Correspondence between one-parameter subgroups of G and TeG I am reading the proof of this theorem from Andreas Arvanitoyeorgos and I cannot get some points in it, highlighted below.
Theorem. The map $\phi \to d\phi_0(1)$ defines a one-to-one correspondence between one-parameter subgroups of $G$ and $T_eG$.
Proof:
Let $v \in T_eG$ and $X^v_g=(dL_g)_e(v)$ be (the value of) the corresponding left-invariant vector field. 
We need to find a smooth homomorphism $\phi_v: \mathbb R \to G$. 
Let $\phi: I \to G$ be the unique integral curve of $X^v$ such that $\phi(0)=e$ and $d\phi_t=X^v_{\phi(t)}$. 

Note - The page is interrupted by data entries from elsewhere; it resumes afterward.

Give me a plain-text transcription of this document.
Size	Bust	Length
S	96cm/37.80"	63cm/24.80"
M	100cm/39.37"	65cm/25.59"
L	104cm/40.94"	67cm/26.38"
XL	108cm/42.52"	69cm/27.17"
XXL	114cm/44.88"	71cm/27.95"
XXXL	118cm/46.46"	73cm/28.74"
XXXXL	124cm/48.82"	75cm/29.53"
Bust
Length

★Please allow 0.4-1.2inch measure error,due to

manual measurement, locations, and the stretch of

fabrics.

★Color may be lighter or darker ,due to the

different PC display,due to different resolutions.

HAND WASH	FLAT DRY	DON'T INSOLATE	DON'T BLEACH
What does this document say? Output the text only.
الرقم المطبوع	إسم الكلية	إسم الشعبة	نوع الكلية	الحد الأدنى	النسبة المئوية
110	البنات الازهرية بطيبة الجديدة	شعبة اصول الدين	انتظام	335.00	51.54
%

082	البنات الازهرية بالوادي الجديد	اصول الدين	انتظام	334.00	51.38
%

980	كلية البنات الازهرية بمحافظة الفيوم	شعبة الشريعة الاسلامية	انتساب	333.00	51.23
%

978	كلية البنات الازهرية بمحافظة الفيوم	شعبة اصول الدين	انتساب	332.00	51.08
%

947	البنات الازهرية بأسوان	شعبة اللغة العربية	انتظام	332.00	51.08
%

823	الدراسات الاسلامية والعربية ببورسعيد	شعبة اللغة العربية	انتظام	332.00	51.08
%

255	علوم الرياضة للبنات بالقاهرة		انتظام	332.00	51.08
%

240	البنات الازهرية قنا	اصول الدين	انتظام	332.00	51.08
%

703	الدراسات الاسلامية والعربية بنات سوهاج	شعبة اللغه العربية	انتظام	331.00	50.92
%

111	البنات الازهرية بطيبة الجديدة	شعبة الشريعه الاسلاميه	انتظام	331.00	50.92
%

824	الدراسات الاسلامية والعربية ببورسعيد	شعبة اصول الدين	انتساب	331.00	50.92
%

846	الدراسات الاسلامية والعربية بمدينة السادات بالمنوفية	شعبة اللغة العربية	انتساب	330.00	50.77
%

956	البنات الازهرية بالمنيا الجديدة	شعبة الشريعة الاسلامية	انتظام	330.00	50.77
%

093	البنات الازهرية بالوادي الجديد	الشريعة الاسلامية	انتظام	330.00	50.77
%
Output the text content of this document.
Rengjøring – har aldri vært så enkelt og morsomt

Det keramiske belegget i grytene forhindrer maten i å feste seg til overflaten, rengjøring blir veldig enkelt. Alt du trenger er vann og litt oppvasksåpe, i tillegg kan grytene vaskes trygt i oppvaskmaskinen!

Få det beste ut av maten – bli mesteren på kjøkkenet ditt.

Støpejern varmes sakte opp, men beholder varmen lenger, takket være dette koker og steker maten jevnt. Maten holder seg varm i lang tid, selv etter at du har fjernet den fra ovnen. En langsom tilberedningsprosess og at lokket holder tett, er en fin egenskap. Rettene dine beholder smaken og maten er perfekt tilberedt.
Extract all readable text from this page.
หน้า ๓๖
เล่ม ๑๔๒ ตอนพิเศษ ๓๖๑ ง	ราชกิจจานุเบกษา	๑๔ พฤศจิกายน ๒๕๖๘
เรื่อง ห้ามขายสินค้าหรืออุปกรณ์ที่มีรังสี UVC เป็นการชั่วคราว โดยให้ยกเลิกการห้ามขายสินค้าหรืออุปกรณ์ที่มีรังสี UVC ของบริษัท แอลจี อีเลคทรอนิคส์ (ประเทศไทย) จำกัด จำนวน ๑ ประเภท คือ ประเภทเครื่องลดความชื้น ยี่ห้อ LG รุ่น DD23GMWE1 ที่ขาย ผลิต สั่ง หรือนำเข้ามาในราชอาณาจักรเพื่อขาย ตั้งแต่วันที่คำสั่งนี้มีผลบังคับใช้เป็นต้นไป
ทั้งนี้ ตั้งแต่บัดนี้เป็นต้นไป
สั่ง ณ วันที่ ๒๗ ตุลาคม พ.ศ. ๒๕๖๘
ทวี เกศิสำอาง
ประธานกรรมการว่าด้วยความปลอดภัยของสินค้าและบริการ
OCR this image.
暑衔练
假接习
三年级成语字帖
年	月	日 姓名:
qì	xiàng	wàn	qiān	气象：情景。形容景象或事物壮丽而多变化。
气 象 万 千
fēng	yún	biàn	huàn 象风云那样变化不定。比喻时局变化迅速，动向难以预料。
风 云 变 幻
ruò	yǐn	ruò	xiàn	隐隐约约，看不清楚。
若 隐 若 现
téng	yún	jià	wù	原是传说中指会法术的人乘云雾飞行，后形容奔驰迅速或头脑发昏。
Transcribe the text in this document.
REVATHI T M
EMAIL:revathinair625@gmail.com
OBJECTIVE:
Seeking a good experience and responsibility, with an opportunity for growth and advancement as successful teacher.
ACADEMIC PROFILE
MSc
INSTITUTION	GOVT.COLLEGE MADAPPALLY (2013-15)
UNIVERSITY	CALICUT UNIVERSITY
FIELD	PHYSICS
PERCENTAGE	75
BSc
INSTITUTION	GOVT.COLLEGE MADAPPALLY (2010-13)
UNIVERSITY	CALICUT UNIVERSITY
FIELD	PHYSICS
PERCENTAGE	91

This curve is a homomorphism because if we fix an $s \in I$ such that $s+t \in I$ for all $t \in I$ then the curves
$t \to \phi(s+t)$ 
and 
$t \to \phi(s)\phi(t)$
satisfy the previous equation (the second curve by the left-invariance of $X^v$), and take the common value $\phi(s)$ when $t=0$. By uniqueness of the integral curve then 
$\phi(s+t)=\phi(s)\phi(t)$ 
$(s,t \in I)$
Extend to $\mathbb R$ and define $\phi_v(t)=\phi(t/n)^n$. 
The map $v \to \phi_v$ is the inverse of $\phi \to d\phi_0(1)$ and this completes the proof. 
So my questions are these:
1- We need to find a smooth homomorphism $\phi_v: \mathbb R \to G$. (Why?) 
In particular this part is not clear to me: The map $v \to \phi_v$ is the inverse of $\phi \to d\phi_0(1)$ and this completes the proof. 
2- The map $t \to \phi(s)\phi(t)$ satisfies the integral equation of the vector field by the left-invariance of $X^v$ (Why?)
I see that given the left-invariant vector field we can have 
$dL_{\phi(s)}X^v_{\phi(t)}=X^v_{\phi(s)\phi(t)}$
and $d(\phi(s)\phi(t))=Y_{\phi(s)\phi(t)}$
But I cannot get it that $Y_{\phi(s)\phi(t)}=X^v_{\phi(s)\phi(t)}$ so that we have 
$d(\phi(s)\phi(t))=X^v_{\phi(s)\phi(t)}$ to say that $\phi(s)\phi(t)$ is the same integral curve.
3-(What 1 in $d\phi_0(1)$ here refer to? Is it n=1?)
 A: $1.$  The correspondence is that there is a bijection from one parameter subgroups and elements of $T_eG$.  A one parameter subgroup is a homomorphism $\mathbb{R}\rightarrow G$.  The correspondence takes a one parameter subgroup, $\phi$, such that $\phi(0)=e$ and computes the derivative $d\phi_0(1)\in T_eG$.  The object is to find a $\phi$ such that $d\phi_0(1)=v$ for some given $v\in T_eG$.
$2.$  Call $\psi(t)=\phi(s)\phi(t)$.  Then
$$
d\psi_t=\phi(s)d\phi_t=\phi(s)X^v_{\phi(t)}=X^v_{\phi(s)\phi(t)}=X^v_{\psi(t)}
$$
where the second equality follows by definition of $\phi$.  For the third equality $\phi(s)\in G$ and $X^v$ is invariant under multiplication from group elements, i.e. $gX^v_h=X^v_{gh}$.
$3.$  The number $1$ is just the time you are plugging into the derivative.  Something like if $f(x)=x^2$, then $f'(1)=2$.  Here $\phi$ is a function from $\mathbb{R}$ to $G$.  So, it has a derivative at $t=0$.  That derivative is a function from $\mathbb{R}$ to $T_eG$.  So, $\phi_0(1)$ is that derivative evaluated at $x=1$.  In the above $\phi_0(1)=v$.